Em tempos de campanha eleitoral, a palavra “gestor” surge como um mantra sedutor. Apresentada como sinônimo de eficiência, modernidade e soluções técnicas, essa figura parece trazer para a complexa administração pública a suposta eficácia do mundo corporativo.
Candidatos desfilam jargões como “SWOT”, “planejamento estratégico” e “métricas de desempenho”, pintando um quadro de controle e racionalidade. No entanto, na fria realidade da prefeitura, essa promessa frequentemente se revela uma fachada, um discurso ensaiado que vende mais ilusão do que capacidade.
A sedução reside, em parte, na crença de que experiência em grandes empresas ou cargos de destaque automaticamente se traduz em aptidão para governar uma cidade. Mas a gestão de uma corporação, focada em lucro, mercado e resultados financeiros para acionistas, difere fundamentalmente da gestão pública municipal.
A prefeitura lida com o bem-estar coletivo, com direitos sociais, com a garantia de serviços essenciais para todos os cidadãos, independentemente de sua “rentabilidade”. Não se trata de otimizar processos para maximizar lucros, mas de equacionar recursos escassos para atender a necessidades humanas multifacetadas e, muitas vezes, urgentes.
Problemas cruciais do cotidiano – o asfalto esburacado que danifica veículos e causa acidentes, a fila interminável em uma Unidade de Pronto Atendimento (UPA) que nega dignidade e põe vidas em risco – não são questões de alinhamento ideológico entre esquerda ou direita. São falhas estruturais e operacionais da administração pública.
Quando um político simplifica isso como mera “falta de gestão”, muitas vezes está apenas usando um termo genérico para desviar a atenção de sua própria falta de preparo, prioridades equivocadas ou, pior, de sua desonestidade.
O discurso do “gestor” pode ser, ironicamente, uma forma de má gestão da comunicação, camuflando a ausência de propostas concretas e o desconhecimento da realidade local.
Administrar uma cidade exige um espectro de habilidades muito mais amplo do que a simples aplicação de técnicas corporativas. Requer profunda compreensão das dinâmicas sociais, empatia para dialogar com comunidades diversas, capacidade de articular diferentes setores (saúde, educação, segurança, infraestrutura, cultura), e um compromisso ético inabalável com o interesse público.
Não é apenas sobre “cortar custos” ou “aumentar a produtividade” nos moldes de uma empresa; é sobre investir com inteligência, distribuir recursos com equidade e construir soluções sustentáveis que melhorem efetivamente a vida das pessoas.
O que a população realmente necessita não é de um CEO da cidade, mas de um servidor público vocacionado.
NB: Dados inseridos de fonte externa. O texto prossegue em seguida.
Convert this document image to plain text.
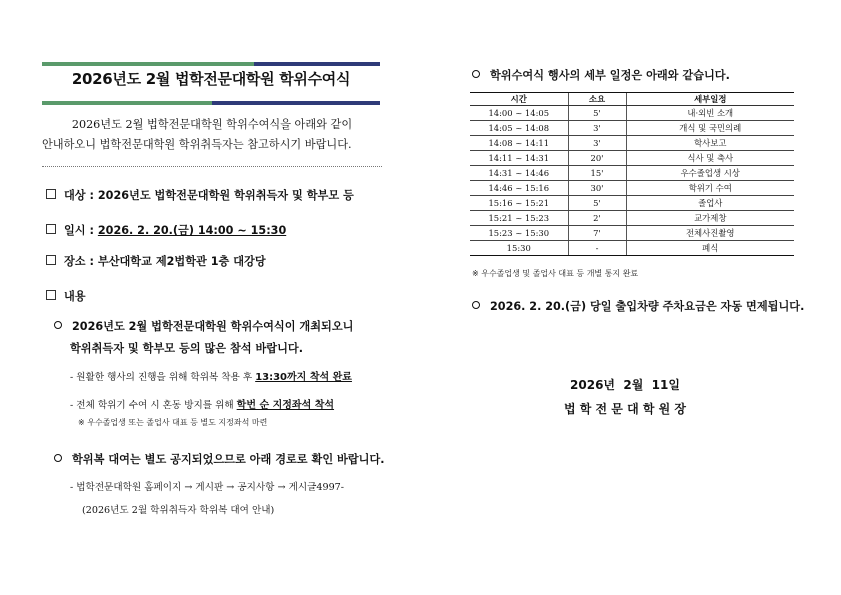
2026년도 2월 법학전문대학원 학위수여식
2026년도 2월 법학전문대학원 학위수여식을 아래와 같이
안내하오니 법학전문대학원 학위취득자는 참고하시기 바랍니다.
대상 : 2026년도 법학전문대학원 학위취득자 및 학부모 등
일시 : 2026. 2. 20.(금) 14:00 ~ 15:30
장소 : 부산대학교 제2법학관 1층 대강당
내용
2026년도 2월 법학전문대학원 학위수여식이 개최되오니
학위취득자 및 학부모 등의 많은 참석 바랍니다.
- 원활한 행사의 진행을 위해 학위복 착용 후 13:30까지 착석 완료
- 전체 학위기 수여 시 혼동 방지를 위해 학번 순 지정좌석 착석
※ 우수졸업생 또는 졸업사 대표 등 별도 지정좌석 마련
학위복 대여는 별도 공지되었으므로 아래 경로로 확인 바랍니다.
- 법학전문대학원 홈페이지 → 게시판 → 공지사항 → 게시글4997-
(2026년도 2월 학위취득자 학위복 대여 안내)
학위수여식 행사의 세부 일정은 아래와 같습니다.
시간	소요	세부일정
14:00 ~ 14:05	5'	내·외빈 소개
14:05 ~ 14:08	3'	개식 및 국민의례
14:08 ~ 14:11	3'	학사보고
14:11 ~ 14:31	20'	식사 및 축사
14:31 ~ 14:46	15'	우수졸업생 시상
14:46 ~ 15:16	30'	학위기 수여
15:16 ~ 15:21	5'	졸업사
15:21 ~ 15:23	2'	교가제창
15:23 ~ 15:30	7'	전체사진촬영
15:30	-	폐식
※ 우수졸업생 및 졸업사 대표 등 개별 통지 완료
2026. 2. 20.(금) 당일 출입차량 주차요금은 자동 면제됩니다.
2026년  2월  11일
법 학 전 문 대 학 원 장
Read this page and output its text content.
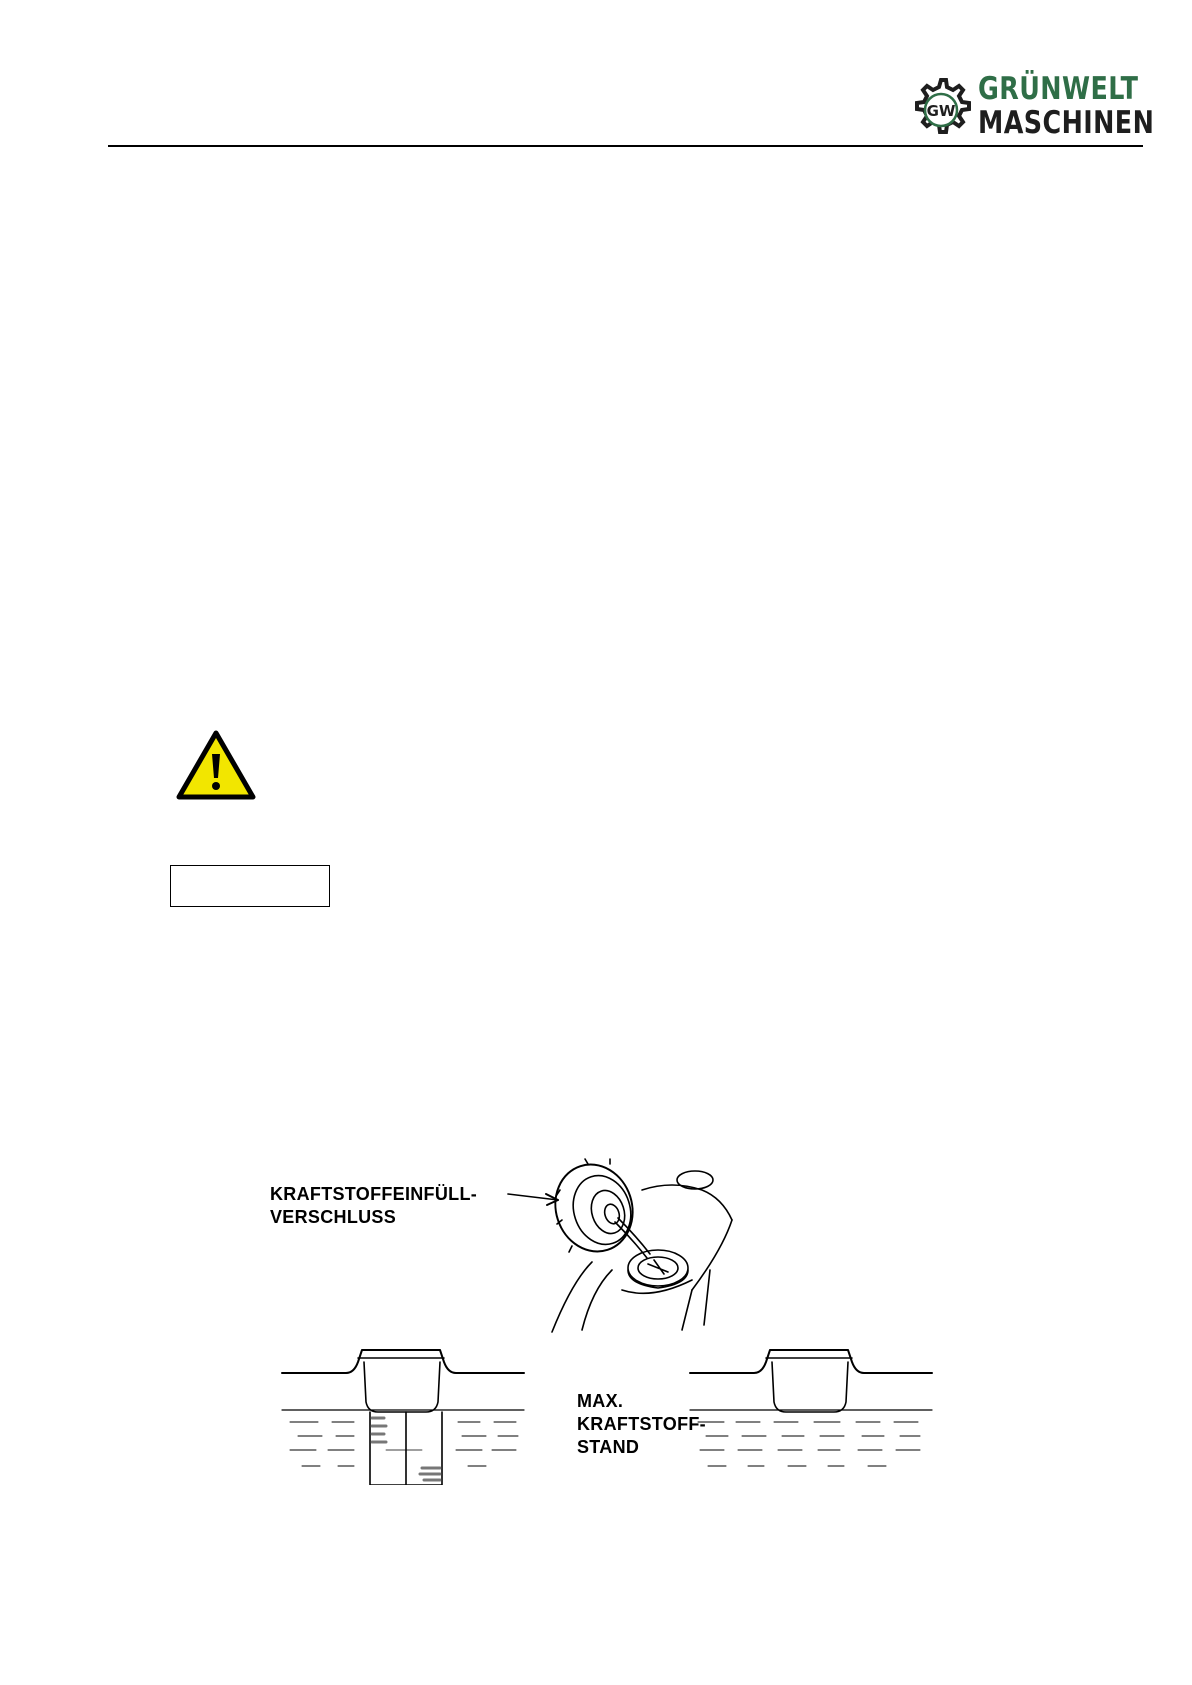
GW
GRÜNWELT
MASCHINEN
KRAFTSTOFFEINFÜLL-
VERSCHLUSS
MAX.
KRAFTSTOFF-
STAND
Alguém que entenda que ser prefeito é uma dedicação integral, um “sacerdócio” cívico, como bem colocado.
Alguém que não se limite a cumprir expediente ou posar para fotos protocolares, mas que esteja genuinamente comprometido em resolver os problemas, cobrando sua equipe, fiscalizando obras, ouvindo os cidadãos e trabalhando incansavelmente – sem distinguir dias úteis ou fins de semana, porque os problemas da cidade não tiram folga. A verdadeira “gestão” pública se manifesta na capacidade de transformar essa dedicação em resultados tangíveis para a coletividade.
Portanto, da próxima vez que um candidato empunhar a bandeira de “gestor”, vá além do rótulo. Questione a fundo:
Qual a sua real experiência com a administração pública e suas particularidades?
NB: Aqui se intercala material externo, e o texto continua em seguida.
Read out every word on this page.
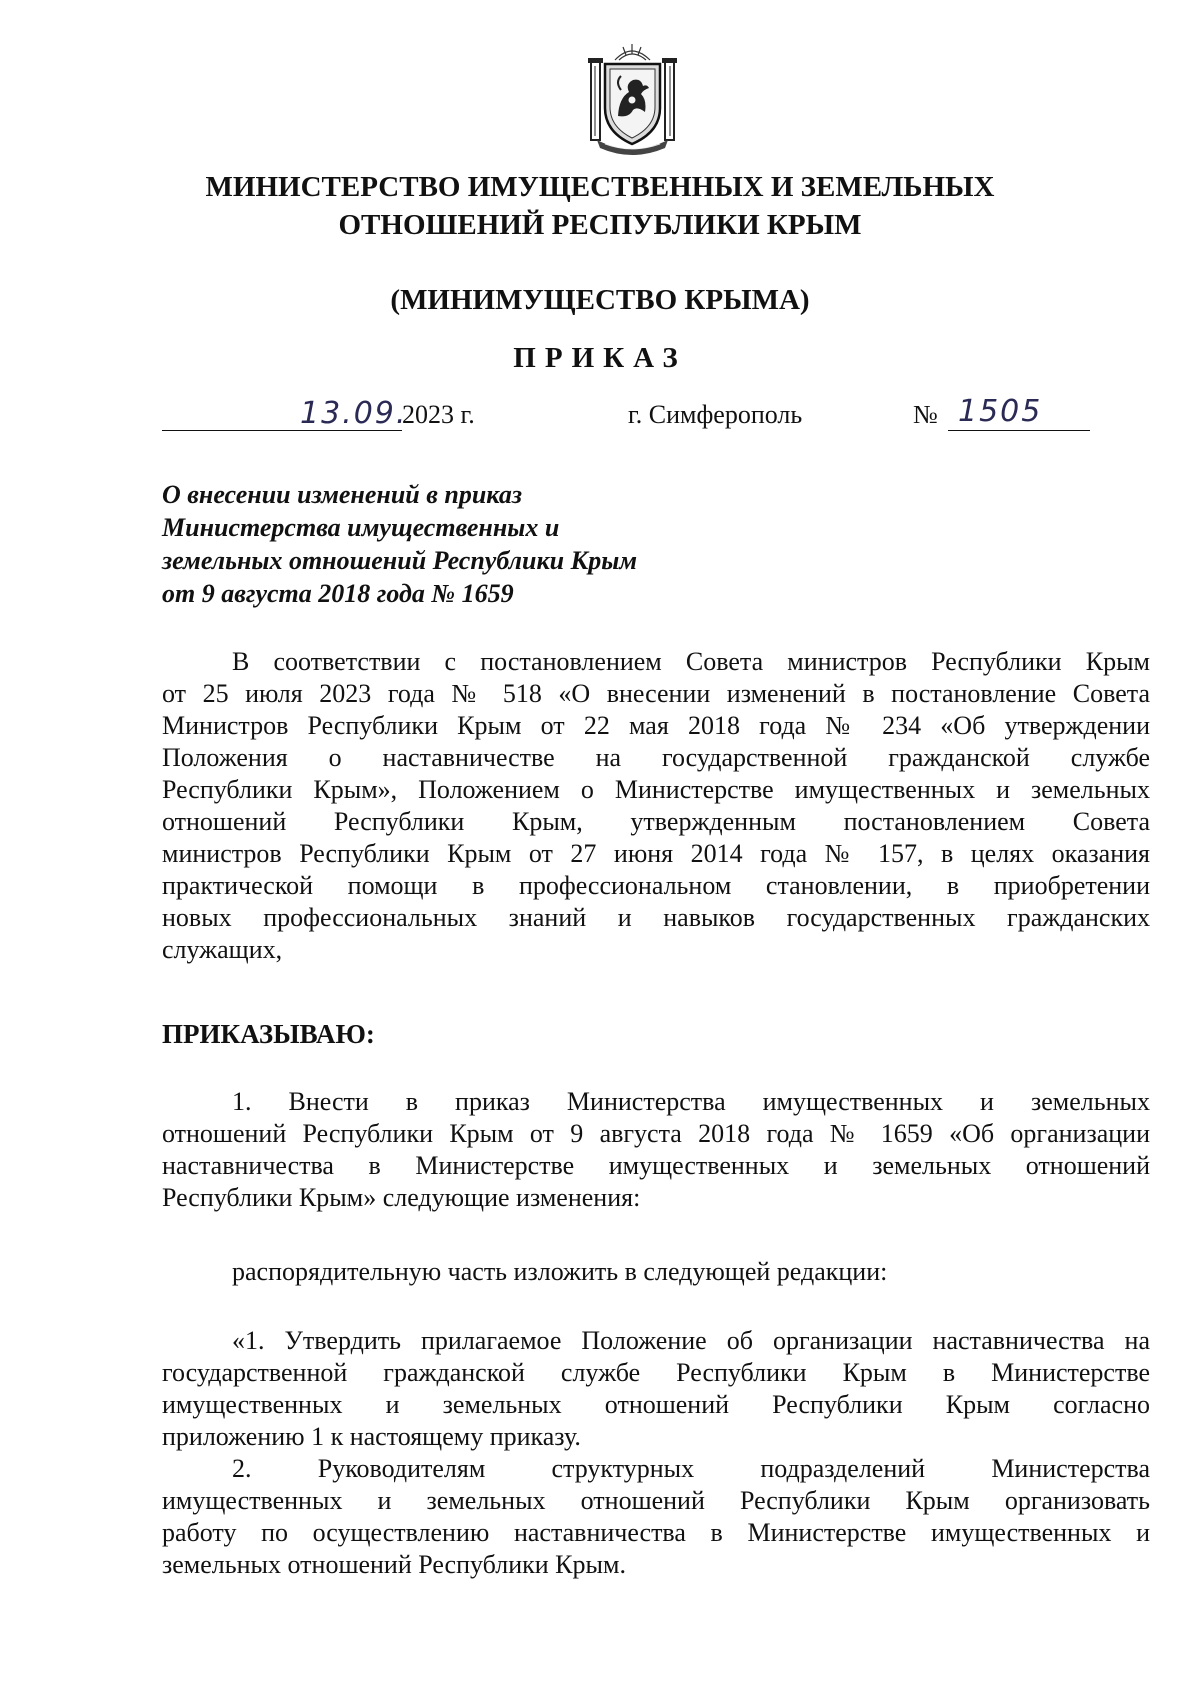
МИНИСТЕРСТВО ИМУЩЕСТВЕННЫХ И ЗЕМЕЛЬНЫХ
ОТНОШЕНИЙ РЕСПУБЛИКИ КРЫМ
(МИНИМУЩЕСТВО КРЫМА)
ПРИКАЗ
13.09.
2023 г.	г. Симферополь	№ 1505
О внесении изменений в приказ
Министерства имущественных и
земельных отношений Республики Крым
от 9 августа 2018 года № 1659
В соответствии с постановлением Совета министров Республики Крым
от 25 июля 2023 года № 518 «О внесении изменений в постановление Совета
Министров Республики Крым от 22 мая 2018 года № 234 «Об утверждении
Положения о наставничестве на государственной гражданской службе
Республики Крым», Положением о Министерстве имущественных и земельных
отношений Республики Крым, утвержденным постановлением Совета
министров Республики Крым от 27 июня 2014 года № 157, в целях оказания
практической помощи в профессиональном становлении, в приобретении
новых профессиональных знаний и навыков государственных гражданских
служащих,
ПРИКАЗЫВАЮ:
1. Внести в приказ Министерства имущественных и земельных
отношений Республики Крым от 9 августа 2018 года № 1659 «Об организации
наставничества в Министерстве имущественных и земельных отношений
Республики Крым» следующие изменения:
распорядительную часть изложить в следующей редакции:
«1. Утвердить прилагаемое Положение об организации наставничества на
государственной гражданской службе Республики Крым в Министерстве
имущественных и земельных отношений Республики Крым согласно
приложению 1 к настоящему приказу.
2. Руководителям структурных подразделений Министерства
имущественных и земельных отношений Республики Крым организовать
работу по осуществлению наставничества в Министерстве имущественных и
земельных отношений Республики Крым.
Como ele pretende aplicar seus conhecimentos (se houverem) para resolver especificamente o buraco da Rua X ou a demora no atendimento da UPA Y?
Quais são as propostas concretas, detalhadas e factíveis que demonstram que ele conhece a fundo os desafios desta cidade, e não apenas repete chavões?
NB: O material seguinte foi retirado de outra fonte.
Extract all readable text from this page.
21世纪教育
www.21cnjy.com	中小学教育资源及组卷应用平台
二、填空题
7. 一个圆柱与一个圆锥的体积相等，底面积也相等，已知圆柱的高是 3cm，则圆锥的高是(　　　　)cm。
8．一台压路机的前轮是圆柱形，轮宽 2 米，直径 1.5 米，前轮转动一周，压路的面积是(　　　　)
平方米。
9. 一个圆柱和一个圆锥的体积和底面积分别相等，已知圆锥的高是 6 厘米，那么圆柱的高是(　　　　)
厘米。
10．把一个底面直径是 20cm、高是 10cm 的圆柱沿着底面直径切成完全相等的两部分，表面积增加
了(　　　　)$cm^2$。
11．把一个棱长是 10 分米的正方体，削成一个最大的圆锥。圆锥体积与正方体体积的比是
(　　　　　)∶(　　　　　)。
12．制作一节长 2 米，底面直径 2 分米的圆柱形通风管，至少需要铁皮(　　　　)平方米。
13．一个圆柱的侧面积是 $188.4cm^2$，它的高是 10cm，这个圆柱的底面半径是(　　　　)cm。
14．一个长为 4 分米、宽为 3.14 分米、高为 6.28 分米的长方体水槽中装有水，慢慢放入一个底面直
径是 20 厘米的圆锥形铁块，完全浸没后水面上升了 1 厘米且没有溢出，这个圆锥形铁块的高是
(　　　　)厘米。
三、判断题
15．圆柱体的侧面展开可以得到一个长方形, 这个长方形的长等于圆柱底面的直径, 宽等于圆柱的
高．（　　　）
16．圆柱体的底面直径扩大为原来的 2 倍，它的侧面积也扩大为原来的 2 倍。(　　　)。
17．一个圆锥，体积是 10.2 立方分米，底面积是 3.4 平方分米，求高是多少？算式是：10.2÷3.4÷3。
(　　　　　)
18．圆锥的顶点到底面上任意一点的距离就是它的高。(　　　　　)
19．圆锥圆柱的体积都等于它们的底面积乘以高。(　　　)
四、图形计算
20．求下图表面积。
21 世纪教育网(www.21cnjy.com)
Ele está disposto a essa entrega total, ética e transparente que o serviço público exige, ou busca apenas mais um cargo em um currículo?
A escolha de um prefeito é a escolha de quem estará à frente da máquina responsável por garantir nossos direitos e serviços básicos. Não podemos nos contentar com vendedores de ilusões ou com a promessa vazia de uma “gestão” genérica.
Precisamos de líderes que demonstrem, na prática e em propostas claras, seu preparo técnico para a esfera pública, sua empatia com as necessidades da população e, acima de tudo, sua inegociável dedicação em transformar a realidade da nossa cidade, colocando a mão na massa muito além dos discursos e das fotos de campanha. Nossa cidade e seus cidadãos merecem a seriedade que o cargo exige.